With NASCAR trying to find ways to win the hearts and minds of new fans, Harvick believes the Truck Series, which debuted in 1995, is an unused tool for strengthening the sport’s fan base.

“In order to help our sport to produce from the bottom up, we have to help figure out how to get the grassroots program where they need to be and that’s what we need to be using the Truck Series for,” said Harvick, a 14-time Truck winner and former Truck team owner. “Go to these grassroots race tracks and guess what? That’s where the Trucks need to be racing because they’re going to put 10 to 15,000 people in the grandstands every week to watch these races because they’re unique events.”

“They don’t want to show up on a Friday at Dover (International Speedway) and watch these trucks drive around the race track because they’re going to show up on Sunday to watch the Cup cars. Take the trucks somewhere where everybody wants to see them, because there’s short tracks across the country that want to see them.

“Sorry, I’m on a rant.
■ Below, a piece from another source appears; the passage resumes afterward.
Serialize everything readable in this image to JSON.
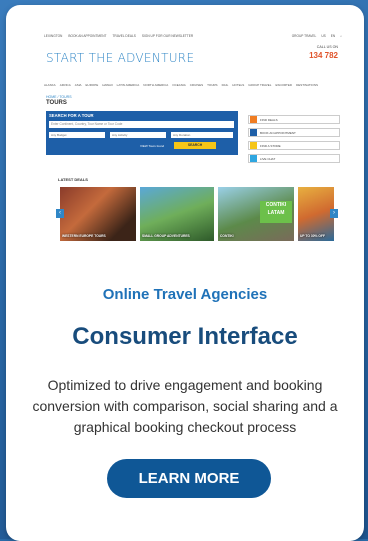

It make me mad.”

Harvick’s thoughts about reaching fans are in addition to those made by Kyle Larson earlier this year about how NASCAR should encourage its stars to race at short tracks in smaller series.

Harvick is doing a variation of this later this season. He will competes in the K&N Pro Series West race at Sonoma Raceway the weekend of the Cup Series race on the road course.

The Stewart-Haas Racing driver broke into NASCAR via the Truck Series in the first year of its existence. He made his debut in 1995 at Mesa Marin Raceway in his hometown of Bakersfield, California.

Of the 18 tracks the series competed on in 1995, it still races at only three – Martinsville, Phoenix Raceway and Bristol Motor Speedway.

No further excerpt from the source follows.